In the years that followed, al-Zawahiri would train as a doctor and specialise as a surgeon. He married Cairo university philosophy student Azza Nowari in 1978; their wedding, held at the Continental Hotel, attracted attention in the liberal Cairo of the times: the men were segregated from the women, and photographers and musicians were kept away.

Following the assassination of Egyptian President Anwar Sadat in 1981, al-Zawahiri was among hundreds arrested and tortured. Released after three years in prison, he fled the country, and began practising medicine in Saudi Arabia. There, he came into contact with Osama bin Laden. He first travelled to visit bin Laden-funded jihad facilities in Pakistan in 1985, a relationship that would slowly mature until 2001, when the Egyptian Islamic Jihad formally merged with al-Qaeda.

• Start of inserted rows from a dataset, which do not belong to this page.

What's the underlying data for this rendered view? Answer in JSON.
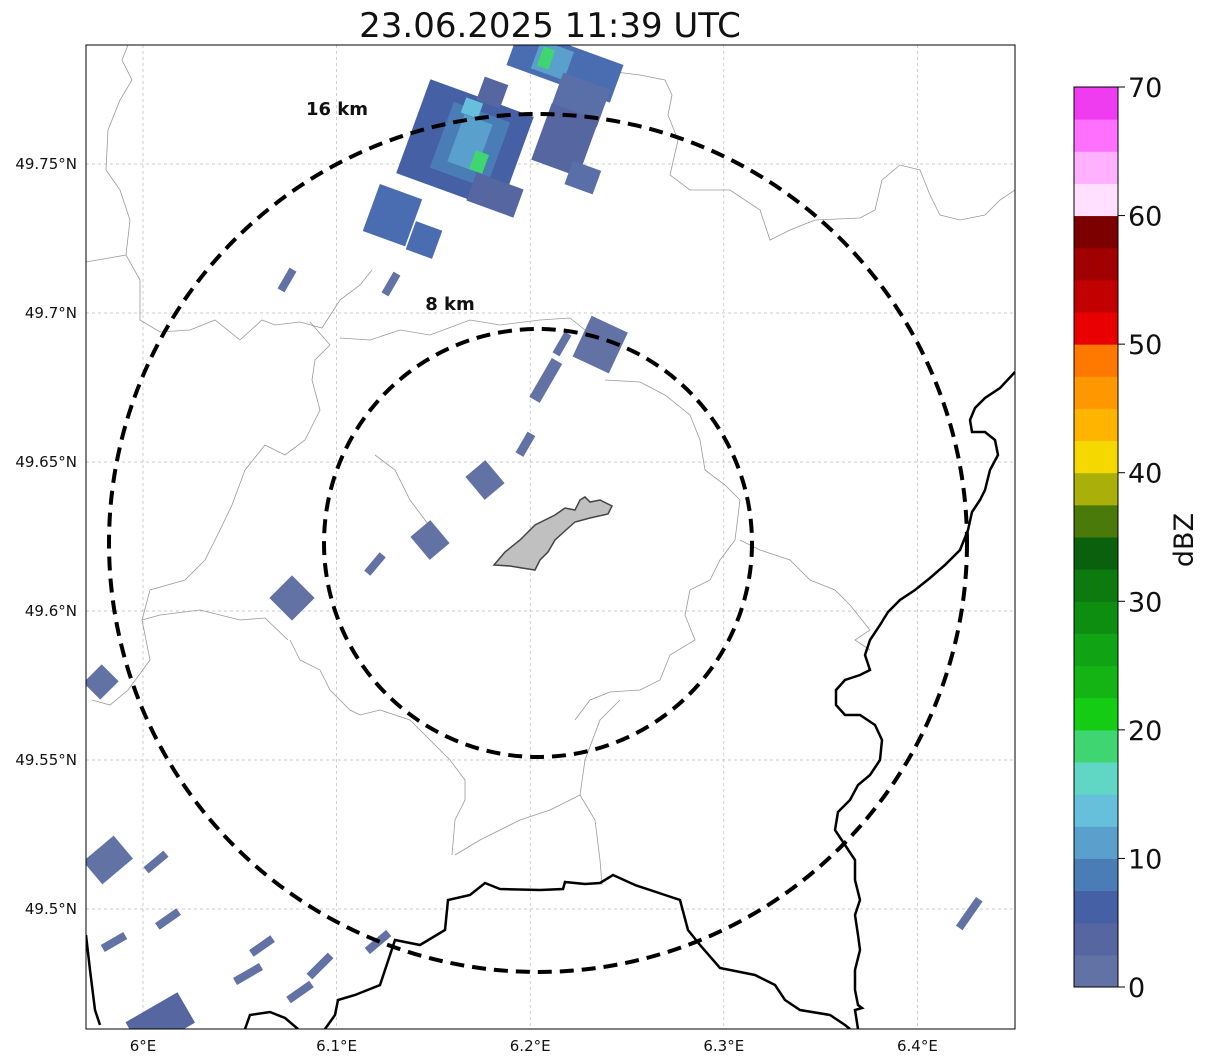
{
  "title": "23.06.2025 11:39 UTC",
  "map": {
    "lon_ticks": [
      {
        "value": 6.0,
        "label": "6°E"
      },
      {
        "value": 6.1,
        "label": "6.1°E"
      },
      {
        "value": 6.2,
        "label": "6.2°E"
      },
      {
        "value": 6.3,
        "label": "6.3°E"
      },
      {
        "value": 6.4,
        "label": "6.4°E"
      }
    ],
    "lat_ticks": [
      {
        "value": 49.75,
        "label": "49.75°N"
      },
      {
        "value": 49.7,
        "label": "49.7°N"
      },
      {
        "value": 49.65,
        "label": "49.65°N"
      },
      {
        "value": 49.6,
        "label": "49.6°N"
      },
      {
        "value": 49.55,
        "label": "49.55°N"
      },
      {
        "value": 49.5,
        "label": "49.5°N"
      }
    ],
    "grid": true,
    "rings": [
      {
        "radius_km": 8,
        "label": "8 km"
      },
      {
        "radius_km": 16,
        "label": "16 km"
      }
    ]
  },
  "colorbar": {
    "label": "dBZ",
    "min": 0,
    "max": 70,
    "ticks": [
      "0",
      "10",
      "20",
      "30",
      "40",
      "50",
      "60",
      "70"
    ],
    "colors": [
      "#6272a4",
      "#5566a0",
      "#4560a4",
      "#4a7cb5",
      "#5aa0cc",
      "#66c0dc",
      "#60d6c4",
      "#3fd672",
      "#14cc14",
      "#14b414",
      "#10a414",
      "#0e8e10",
      "#0c7a0e",
      "#0a600c",
      "#4a7a0a",
      "#aab00a",
      "#f5d800",
      "#ffb400",
      "#ff9800",
      "#ff7800",
      "#e80000",
      "#c20000",
      "#a00000",
      "#7c0000",
      "#ffe0ff",
      "#ffb0ff",
      "#ff70ff",
      "#f03cf0"
    ]
  }
}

The two men became inseparable: the intellectual, serious al-Zawahiri providing the perfect foil to the enthusiastic but politically immature bin Laden. Both men helped plan 9/11; it was to be al-Qaeda’s greatest moment: a spectacular gesture that would precipitate a civilisational cataclysm between Islam and the west, and signal that the power of the United States was illusory.